DESCRIÇÃO: Permite saber o número médio de consultas médicas de saúde materna realizado a cada grávida da unidade de saúde.
NUMERADOR: Contagem de contactos em que a expressão [A e ( B ou C)] é verdadeira: A. Contactos realizados aos utentes definidas no denominador, durante o período compreendido entre a data da última menstruação e o fim do puerpério (Ver alíneas A, B, C, D, E e H de OBSERVAÇÕES). B. Contabiliza-se um contacto sempre que no mesmo dia tenham ocorrido os seguintes registos: 1) contacto directo associado a um SOAP registado por qualquer médico ou interno; 2) registo, efectuado pelo mesmo médico, de uma observação/consulta no módulo de saúde materna; C. Contabiliza-se um contacto sempre que no mesmo dia tenham ocorrido os seguintes registos: 1) contacto directo associado a um SOAP registado por qualquer médico ou interno; 2) associação do A do SOAP a uma das rubricas da ICPC-2 relacionadas com vigilância em saúde materna (W78, W79 ou W84).
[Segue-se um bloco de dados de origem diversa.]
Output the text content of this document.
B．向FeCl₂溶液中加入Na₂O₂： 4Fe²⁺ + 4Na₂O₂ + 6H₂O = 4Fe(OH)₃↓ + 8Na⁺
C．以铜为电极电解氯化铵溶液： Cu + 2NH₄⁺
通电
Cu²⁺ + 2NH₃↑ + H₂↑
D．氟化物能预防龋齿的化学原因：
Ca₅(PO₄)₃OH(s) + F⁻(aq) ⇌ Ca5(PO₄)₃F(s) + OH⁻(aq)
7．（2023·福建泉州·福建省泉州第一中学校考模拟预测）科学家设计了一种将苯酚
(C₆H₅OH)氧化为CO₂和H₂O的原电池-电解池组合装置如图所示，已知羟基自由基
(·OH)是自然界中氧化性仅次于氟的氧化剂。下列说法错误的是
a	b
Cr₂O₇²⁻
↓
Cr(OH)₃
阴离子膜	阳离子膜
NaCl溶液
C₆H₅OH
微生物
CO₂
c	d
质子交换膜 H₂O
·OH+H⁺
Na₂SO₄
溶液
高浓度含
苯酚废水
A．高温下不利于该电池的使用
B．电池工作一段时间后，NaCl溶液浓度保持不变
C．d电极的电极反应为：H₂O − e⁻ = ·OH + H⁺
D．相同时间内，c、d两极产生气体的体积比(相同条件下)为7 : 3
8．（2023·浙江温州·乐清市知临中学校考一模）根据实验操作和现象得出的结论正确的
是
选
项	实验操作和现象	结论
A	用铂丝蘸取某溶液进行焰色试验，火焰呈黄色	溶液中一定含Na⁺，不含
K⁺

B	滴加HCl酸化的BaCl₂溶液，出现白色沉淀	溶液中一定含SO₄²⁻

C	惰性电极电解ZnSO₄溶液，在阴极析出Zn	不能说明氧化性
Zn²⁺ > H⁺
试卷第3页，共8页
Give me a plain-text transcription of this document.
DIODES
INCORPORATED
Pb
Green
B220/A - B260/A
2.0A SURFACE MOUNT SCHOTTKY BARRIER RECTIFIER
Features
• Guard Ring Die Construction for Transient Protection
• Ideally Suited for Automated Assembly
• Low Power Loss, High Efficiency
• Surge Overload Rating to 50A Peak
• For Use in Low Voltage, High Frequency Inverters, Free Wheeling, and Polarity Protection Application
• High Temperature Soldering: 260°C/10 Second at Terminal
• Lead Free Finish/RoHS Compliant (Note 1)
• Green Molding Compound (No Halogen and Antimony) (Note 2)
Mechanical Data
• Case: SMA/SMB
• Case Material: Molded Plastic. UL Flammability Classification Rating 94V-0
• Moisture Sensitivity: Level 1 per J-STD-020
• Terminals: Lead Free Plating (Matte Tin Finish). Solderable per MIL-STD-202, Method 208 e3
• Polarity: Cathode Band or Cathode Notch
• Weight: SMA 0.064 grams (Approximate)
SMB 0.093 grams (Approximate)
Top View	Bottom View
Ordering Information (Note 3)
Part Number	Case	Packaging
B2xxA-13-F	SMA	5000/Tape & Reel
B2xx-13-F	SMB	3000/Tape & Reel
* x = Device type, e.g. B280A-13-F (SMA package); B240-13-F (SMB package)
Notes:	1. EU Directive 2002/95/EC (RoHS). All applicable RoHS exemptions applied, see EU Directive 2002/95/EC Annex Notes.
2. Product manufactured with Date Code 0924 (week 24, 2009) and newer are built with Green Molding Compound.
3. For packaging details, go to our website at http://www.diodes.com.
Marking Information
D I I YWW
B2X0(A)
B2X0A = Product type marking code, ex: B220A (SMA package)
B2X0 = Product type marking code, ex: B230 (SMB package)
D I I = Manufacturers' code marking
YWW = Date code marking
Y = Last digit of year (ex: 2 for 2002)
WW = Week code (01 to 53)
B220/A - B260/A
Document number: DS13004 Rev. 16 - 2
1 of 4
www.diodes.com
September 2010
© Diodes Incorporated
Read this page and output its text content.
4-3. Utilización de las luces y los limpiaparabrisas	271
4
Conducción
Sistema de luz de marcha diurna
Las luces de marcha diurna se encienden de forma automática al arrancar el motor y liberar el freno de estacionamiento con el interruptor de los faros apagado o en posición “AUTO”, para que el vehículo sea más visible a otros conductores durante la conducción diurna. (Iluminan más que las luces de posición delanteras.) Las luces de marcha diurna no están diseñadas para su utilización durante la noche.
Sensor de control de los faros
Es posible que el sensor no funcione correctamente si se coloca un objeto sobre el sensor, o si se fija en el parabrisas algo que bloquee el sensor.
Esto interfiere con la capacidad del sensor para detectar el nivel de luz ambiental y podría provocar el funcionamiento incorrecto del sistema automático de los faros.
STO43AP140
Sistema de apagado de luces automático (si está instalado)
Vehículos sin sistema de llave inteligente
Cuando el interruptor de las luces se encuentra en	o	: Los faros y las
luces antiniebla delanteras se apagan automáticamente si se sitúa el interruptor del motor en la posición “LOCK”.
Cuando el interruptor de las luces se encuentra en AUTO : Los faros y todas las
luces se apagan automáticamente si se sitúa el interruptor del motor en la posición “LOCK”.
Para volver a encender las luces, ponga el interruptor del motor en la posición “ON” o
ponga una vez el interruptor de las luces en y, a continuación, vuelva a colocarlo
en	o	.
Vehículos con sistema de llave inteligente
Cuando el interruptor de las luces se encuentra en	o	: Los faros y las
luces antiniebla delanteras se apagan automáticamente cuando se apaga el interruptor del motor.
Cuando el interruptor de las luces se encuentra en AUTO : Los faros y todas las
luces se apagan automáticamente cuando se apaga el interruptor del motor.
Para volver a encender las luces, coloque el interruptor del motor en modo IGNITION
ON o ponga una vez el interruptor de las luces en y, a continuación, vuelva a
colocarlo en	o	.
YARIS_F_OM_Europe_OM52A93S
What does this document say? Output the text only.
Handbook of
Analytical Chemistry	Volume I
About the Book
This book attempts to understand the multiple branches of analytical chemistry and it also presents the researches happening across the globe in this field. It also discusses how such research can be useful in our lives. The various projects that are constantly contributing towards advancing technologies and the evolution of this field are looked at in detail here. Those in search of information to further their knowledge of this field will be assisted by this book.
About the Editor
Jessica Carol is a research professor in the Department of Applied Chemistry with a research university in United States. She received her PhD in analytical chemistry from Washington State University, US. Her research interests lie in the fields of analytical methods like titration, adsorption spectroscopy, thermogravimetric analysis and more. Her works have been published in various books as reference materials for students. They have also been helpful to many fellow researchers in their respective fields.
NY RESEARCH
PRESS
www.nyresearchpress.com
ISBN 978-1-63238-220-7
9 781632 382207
DENOMINADOR: Contagem dos utentes em que a expressão [ A e B e C e ( D ou E ou F) e G e H ] é verdadeira: A. Sexo feminino; B. Gravidez registada no módulo de saúde materna, não classificada como aborto; C. Gravidez (códigos da ICPC-2 W78, W79 ou W84) registada na [lista de problemas] ou na [Lista de outros problemas] (ver alíneas D e E de OBSERVAÇÕES); D. 42º dia após o parto está dentro do período em análise; E. "Data de parto" não registada e "data de parto corrigida" registada e o 336º dia de gravidez (42 semanas completas + 42 dias) compreendido no período em análise; F. "Data de parto" não registada e "data de parto corrigida" não registada e o 336º dia de gravidez calculado a partir da DUM, encontra-se compreendido no período em análise; G. Inscrito na unidade de saúde, durante pelo menos um dia da gestação ou puerpério (contabilizados a partir da DUM); H. Utente pertencente à unidade de observação
COMENTÁRIOS RELACIONADOS COM CONDIÇÃO "H" DO DENOMINADOR (UNIDADE DE OBSERVAÇÃO): A. MSP - Utentes com inscrição principal num dos ACES de Portugal; B. ARS - Utentes com inscrição principal num dos ACES da ARS; C. ACES - Utentes com inscrição principal no Agrupamento de Centros de Saúde (independentemente de terem ou não Médico de Família). D. USF - Utentes com inscrição principal na USF; E. UCSP - Utentes com inscrição principal na UCSP; F. INV-I - Utentes pertencentes ao grupo de investigação de intervenção da USF ou UCSP; G. INV-C - Utentes pertencentes ao grupo de investigação controlo da USF ou UCSP. H. MED - Utentes em que o médico em análise é o médico de família (à data do último dia do período em análise). I. ENF - Utentes em que o enfermeiro em análise é o enfermeiro de família (à data do último dia do período em análise). J. INT - Utentes em que o médico de família é orientador do médico interno em análise (à data do último dia do período em análise). L. EST-E - Utentes em que o enfermeiro de família é tutor do estudante de enfermagem em análise (à data do último dia do período em análise).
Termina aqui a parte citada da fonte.